Japan: The number of crimes committed by foreigners in Japan in the first half of 2000 dropped slightly from a year earlier, but thefts and burglaries are on the rise, according to a survey by the National Police Agency.

     The survey stated that 5,826 foreigners were arrested during the period for 14,963 suspected violations of the Criminal Code and laws such as the immigration and refugees law and the anti-drug law.

     The statistics reflect an increase in illegal activities by foreign organized crime syndicates, the NPA said.


Washington: Lawmakers listened intently Wednesday as secretly recorded mobsters described bribing brokers as part of a scheme to pump up the price of a stock.

     The tapes, filled with profanity, were played for members of a House subcommittee following up on FBI and Securities and Exchange Commission investigations of mob influence on Wall Street.

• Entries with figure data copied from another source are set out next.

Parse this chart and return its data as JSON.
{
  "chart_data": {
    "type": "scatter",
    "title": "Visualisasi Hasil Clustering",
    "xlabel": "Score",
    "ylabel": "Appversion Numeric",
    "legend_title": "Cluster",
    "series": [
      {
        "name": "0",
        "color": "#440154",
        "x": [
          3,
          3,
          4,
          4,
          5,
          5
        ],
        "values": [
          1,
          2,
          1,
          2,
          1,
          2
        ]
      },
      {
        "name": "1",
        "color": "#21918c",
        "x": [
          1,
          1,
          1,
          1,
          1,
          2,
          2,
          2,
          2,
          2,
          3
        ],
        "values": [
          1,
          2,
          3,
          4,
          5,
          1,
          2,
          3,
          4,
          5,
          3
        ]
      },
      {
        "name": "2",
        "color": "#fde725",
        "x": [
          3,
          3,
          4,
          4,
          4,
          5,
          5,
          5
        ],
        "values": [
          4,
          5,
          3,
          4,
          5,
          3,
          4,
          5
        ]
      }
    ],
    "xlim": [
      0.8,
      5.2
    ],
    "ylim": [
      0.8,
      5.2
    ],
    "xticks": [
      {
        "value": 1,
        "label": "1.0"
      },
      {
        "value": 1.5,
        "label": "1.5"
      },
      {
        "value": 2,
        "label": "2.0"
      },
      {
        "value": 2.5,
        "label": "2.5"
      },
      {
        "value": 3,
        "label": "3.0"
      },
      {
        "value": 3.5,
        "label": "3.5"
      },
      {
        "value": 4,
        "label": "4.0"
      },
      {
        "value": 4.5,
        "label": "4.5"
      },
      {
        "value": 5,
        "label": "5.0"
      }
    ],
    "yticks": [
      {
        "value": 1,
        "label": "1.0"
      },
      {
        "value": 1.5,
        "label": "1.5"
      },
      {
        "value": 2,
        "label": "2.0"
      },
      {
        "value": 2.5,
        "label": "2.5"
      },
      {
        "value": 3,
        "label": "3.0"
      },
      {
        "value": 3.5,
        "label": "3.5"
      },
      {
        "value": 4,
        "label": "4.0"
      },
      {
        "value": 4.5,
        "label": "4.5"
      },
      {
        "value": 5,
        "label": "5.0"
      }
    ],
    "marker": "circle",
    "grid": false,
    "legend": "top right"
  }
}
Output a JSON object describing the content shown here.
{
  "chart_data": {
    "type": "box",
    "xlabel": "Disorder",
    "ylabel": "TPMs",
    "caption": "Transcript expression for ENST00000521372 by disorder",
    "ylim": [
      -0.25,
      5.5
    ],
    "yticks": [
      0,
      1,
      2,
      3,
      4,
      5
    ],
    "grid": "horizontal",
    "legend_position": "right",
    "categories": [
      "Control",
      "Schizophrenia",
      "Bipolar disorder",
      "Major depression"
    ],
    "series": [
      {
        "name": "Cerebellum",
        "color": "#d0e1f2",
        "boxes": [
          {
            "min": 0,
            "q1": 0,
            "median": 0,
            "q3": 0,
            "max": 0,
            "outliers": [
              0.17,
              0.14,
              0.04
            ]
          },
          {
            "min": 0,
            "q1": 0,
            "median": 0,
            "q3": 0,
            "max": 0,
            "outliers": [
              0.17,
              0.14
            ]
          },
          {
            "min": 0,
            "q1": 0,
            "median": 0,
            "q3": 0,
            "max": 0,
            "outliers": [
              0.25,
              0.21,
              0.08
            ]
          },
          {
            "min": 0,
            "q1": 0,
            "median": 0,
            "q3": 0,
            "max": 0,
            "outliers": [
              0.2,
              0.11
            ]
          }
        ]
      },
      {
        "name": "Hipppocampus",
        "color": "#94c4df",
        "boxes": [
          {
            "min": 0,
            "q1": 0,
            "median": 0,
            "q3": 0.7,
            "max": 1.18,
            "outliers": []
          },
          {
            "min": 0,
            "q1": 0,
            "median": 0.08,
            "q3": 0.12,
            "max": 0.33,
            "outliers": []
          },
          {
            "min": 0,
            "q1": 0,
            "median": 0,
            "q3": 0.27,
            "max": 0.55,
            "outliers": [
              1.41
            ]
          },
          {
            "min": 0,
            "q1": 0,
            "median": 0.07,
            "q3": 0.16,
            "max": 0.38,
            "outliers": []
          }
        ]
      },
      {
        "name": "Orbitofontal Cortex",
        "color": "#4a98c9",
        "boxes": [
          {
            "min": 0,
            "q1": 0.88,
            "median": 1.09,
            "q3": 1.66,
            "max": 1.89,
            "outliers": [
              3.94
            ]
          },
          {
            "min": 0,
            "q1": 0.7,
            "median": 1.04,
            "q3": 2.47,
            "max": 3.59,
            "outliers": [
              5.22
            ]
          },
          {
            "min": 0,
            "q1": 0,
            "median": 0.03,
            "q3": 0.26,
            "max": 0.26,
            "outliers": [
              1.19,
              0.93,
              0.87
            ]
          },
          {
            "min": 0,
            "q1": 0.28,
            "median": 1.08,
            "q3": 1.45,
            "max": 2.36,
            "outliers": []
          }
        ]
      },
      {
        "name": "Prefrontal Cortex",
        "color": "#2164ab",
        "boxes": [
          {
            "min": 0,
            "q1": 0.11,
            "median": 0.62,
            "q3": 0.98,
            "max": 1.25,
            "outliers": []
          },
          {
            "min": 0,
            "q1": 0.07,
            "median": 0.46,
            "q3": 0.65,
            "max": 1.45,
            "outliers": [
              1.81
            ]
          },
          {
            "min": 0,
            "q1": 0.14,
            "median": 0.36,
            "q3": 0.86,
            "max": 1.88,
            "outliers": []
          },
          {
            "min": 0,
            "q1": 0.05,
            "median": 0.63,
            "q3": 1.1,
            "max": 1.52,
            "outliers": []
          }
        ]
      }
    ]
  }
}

     Thomas Fuentes, chief of the FBI's organized crime section, said the mob looks for easy, fast profits, and that makes Wall Street inviting prey.

     During the past eight years, he said, organized crime has gone from shaking down indebted stockbrokers to larger schemes involving stock price manipulation, often by paying brokers to push worthless stocks on unsuspecting customers.

     Mob stockholders then sell their holdings at inflated prices, the sales trigger a decline in the stock price and the legitimate buyers are left with stock worth much less than the amount they invested.

     Richard Walker, director of enforcement for the SEC, told lawmakers there have been a variety of mob schemes to make an illegal killing in the stock market, but ``the commission believes such activity to be limited and not a threat to the overall integrity of our nation's securities markets.''

     A federal investigation earlier this year led to the indictment of 120 people and the arrest of suspects in New Jersey, New York, Connecticut, Pennsylvania, Maryland, Virginia, Georgia, Florida, Alabama, Texas, Illinois, Utah and California.

     The highlight of the hearing was the wiretapped conversations from the 1997 investigation of manipulation of the price of stock in HealthTech International.

     The company's chief executive officer, Gordon Hall, gave stock to organized crime figures, who then bribed brokers to find enough buyers for the stock price to rise. Hall later was found guilty of racketeering.

     Frank Lino, alleged to be a captain in the Bonanno crime family; Rosario Gangi, alleged captain in the Genovese crime family; and Eugene Lombardo, an alleged Bonanno soldier, all pleaded guilty to conspiracy.

     The secretly recorded conversations about that conspiracy at one point forced Oxley to burrow his face in a jacket sleeve, quashing his giggle after hearing an agitated voice worry aloud about using the telephone to talk about illegal dealings.